Today, I started out having a chat with a young fellow about my age in a purple shirt and a slightly inebriated older guy (in his late 50's, I'd guess) who was missing a few teeth. He asked how we were doing.
"Could be better," said the fellow about my age. We'll call him Larry. You don't meet many Larrys my age, but he had that "Hi, I'm Larry" look.
"You're above the ground!" said the old guy. "You ain't below the ground, you're a above. So what else can you ask for? Sounds like a good day to me."
"I didn't get laid, though," said Larry.
"Ah!" said the old guy. "I used to have four girlfriends at once in my younger days. I'd come home all smelling like perfume, and tell my wife I was out with the guys."
"Yeah," I said, jumping in to imitate him making excuses. "'Honest, honey, my friends wear perfume. They're very fancy. And touchy-feely, too."
We all had a good laugh, and the guy turned to me and asked if I'd ever been to a foreign country.

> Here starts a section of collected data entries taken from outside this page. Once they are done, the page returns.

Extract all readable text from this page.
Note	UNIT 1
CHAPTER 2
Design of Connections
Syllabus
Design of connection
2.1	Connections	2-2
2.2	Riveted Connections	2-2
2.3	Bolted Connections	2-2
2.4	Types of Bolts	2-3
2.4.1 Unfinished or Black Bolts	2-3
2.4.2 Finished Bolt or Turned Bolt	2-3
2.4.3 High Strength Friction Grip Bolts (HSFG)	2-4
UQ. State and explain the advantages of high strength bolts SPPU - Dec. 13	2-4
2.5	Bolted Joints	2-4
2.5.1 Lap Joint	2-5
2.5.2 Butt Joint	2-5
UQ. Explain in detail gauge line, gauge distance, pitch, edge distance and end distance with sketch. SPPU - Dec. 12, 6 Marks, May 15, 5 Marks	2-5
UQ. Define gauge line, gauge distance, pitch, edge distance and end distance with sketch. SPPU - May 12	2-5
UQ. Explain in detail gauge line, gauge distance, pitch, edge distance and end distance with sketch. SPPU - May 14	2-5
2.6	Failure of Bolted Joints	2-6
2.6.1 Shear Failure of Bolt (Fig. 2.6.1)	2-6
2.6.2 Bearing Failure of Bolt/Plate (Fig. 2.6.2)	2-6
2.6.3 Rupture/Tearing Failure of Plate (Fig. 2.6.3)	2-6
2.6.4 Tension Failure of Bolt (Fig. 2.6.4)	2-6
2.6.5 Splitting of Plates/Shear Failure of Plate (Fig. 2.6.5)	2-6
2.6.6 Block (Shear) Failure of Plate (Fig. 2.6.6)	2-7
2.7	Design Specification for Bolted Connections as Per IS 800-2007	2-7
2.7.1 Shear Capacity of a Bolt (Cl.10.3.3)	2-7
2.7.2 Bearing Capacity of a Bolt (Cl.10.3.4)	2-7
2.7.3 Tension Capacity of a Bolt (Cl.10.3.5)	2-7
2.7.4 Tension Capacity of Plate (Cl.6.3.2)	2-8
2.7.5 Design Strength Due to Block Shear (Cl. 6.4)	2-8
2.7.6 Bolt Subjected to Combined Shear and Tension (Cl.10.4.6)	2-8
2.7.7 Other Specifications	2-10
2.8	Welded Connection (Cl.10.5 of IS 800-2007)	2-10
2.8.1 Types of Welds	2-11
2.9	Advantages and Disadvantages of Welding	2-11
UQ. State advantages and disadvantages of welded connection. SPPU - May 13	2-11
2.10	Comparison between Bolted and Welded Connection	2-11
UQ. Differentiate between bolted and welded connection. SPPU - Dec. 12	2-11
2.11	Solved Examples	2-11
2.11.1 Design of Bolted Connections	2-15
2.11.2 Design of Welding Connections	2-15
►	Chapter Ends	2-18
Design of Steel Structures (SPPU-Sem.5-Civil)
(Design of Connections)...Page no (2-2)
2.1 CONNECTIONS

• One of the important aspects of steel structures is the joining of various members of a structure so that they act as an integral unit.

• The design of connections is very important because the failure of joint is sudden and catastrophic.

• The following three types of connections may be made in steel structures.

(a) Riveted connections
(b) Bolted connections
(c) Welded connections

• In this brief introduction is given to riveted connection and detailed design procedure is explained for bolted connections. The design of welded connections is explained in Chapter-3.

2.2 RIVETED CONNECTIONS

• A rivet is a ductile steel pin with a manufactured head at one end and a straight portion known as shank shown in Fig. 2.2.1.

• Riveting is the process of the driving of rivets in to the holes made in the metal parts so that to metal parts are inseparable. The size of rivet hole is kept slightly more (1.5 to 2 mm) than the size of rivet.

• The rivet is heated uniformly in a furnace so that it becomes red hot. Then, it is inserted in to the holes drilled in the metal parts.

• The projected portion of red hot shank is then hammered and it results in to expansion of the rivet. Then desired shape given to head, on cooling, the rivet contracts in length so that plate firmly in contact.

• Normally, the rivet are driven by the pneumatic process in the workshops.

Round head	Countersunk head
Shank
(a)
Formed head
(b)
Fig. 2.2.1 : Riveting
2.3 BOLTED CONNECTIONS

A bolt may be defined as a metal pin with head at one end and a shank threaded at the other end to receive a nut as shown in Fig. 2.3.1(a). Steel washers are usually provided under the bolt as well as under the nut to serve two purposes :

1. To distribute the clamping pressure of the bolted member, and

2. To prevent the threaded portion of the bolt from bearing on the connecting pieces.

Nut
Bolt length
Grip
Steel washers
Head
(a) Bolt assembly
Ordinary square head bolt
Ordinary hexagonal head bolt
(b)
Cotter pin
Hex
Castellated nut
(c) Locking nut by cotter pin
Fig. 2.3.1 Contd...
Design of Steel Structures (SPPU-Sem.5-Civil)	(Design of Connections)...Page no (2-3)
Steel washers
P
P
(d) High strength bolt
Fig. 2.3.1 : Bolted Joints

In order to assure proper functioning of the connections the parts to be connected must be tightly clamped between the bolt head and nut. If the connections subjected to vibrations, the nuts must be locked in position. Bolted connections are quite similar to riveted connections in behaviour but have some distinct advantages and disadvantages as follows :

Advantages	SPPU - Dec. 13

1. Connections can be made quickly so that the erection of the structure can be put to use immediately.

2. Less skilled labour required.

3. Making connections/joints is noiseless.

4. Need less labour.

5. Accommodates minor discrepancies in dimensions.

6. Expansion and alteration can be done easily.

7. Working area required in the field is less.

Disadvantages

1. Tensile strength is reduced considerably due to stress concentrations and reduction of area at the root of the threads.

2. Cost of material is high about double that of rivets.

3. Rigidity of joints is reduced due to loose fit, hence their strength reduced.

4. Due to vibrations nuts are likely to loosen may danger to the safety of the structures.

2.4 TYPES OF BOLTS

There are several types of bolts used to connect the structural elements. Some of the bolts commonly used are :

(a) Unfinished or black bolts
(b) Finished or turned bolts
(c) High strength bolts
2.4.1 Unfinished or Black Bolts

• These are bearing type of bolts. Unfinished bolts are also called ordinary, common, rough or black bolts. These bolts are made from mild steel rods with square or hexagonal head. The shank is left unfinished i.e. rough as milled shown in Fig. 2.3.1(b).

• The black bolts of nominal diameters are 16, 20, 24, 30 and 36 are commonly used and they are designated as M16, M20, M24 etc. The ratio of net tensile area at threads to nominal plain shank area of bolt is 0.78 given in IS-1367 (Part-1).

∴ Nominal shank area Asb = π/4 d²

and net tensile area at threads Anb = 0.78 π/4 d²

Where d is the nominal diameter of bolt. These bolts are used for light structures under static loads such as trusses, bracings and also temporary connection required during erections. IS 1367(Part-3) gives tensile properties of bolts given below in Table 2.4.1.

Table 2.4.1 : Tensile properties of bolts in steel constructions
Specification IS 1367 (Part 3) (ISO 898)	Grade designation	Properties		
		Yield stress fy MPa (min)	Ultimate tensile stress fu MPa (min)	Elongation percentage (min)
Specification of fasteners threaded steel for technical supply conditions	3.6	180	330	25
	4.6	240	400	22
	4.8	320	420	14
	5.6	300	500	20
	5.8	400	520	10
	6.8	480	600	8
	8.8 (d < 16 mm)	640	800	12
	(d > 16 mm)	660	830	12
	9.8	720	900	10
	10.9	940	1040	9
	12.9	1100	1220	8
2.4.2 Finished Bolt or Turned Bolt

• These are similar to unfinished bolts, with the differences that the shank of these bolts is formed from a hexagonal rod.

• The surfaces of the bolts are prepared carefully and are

I told him I'd been to England.
"Europe!" he said. "I've been there. Got to see Hitler's castle thing."
"The Eagle's Nest?"
"Yeah. Went to Germany and France with the Army."
"No kidding?" I said. "My grandfather did, too. He fought in the Bulge."
"I had a good time in France. Did he?"
"I doubt it, seeing as how as he got shot there."
He then got off, and it was just me and Larry. Larry made a "drinky drinky" motion, and I remarked that, hey, the old guy wasn't driving, wasn't getting violent, and didn't ask me for any money or anything, so he didn't bother me. Quite a talker, in fact.
Larry gave a bit of a snort. He then told me he'd left work at lunch that day and hadn't gone back.
"Did you quit?" I asked.
"Heck, no!" he said. "They let me do it, since I'd finished my work. I could never quit. Never."
"The job itself or the company?"
"That's a lot of company loyalty," I said. "Where do you work?"
He worked for an insurance company, and then gave a big speech about how he believed in busting your ass and getting 'er done.
I liked the older guy - even though he was a little tipsy, he was a pretty good conversationalist.
But something there is in the world that does not love a guy in a purple shirt who is fiercely loyal to an insurance company and loudly complains about not getting laid.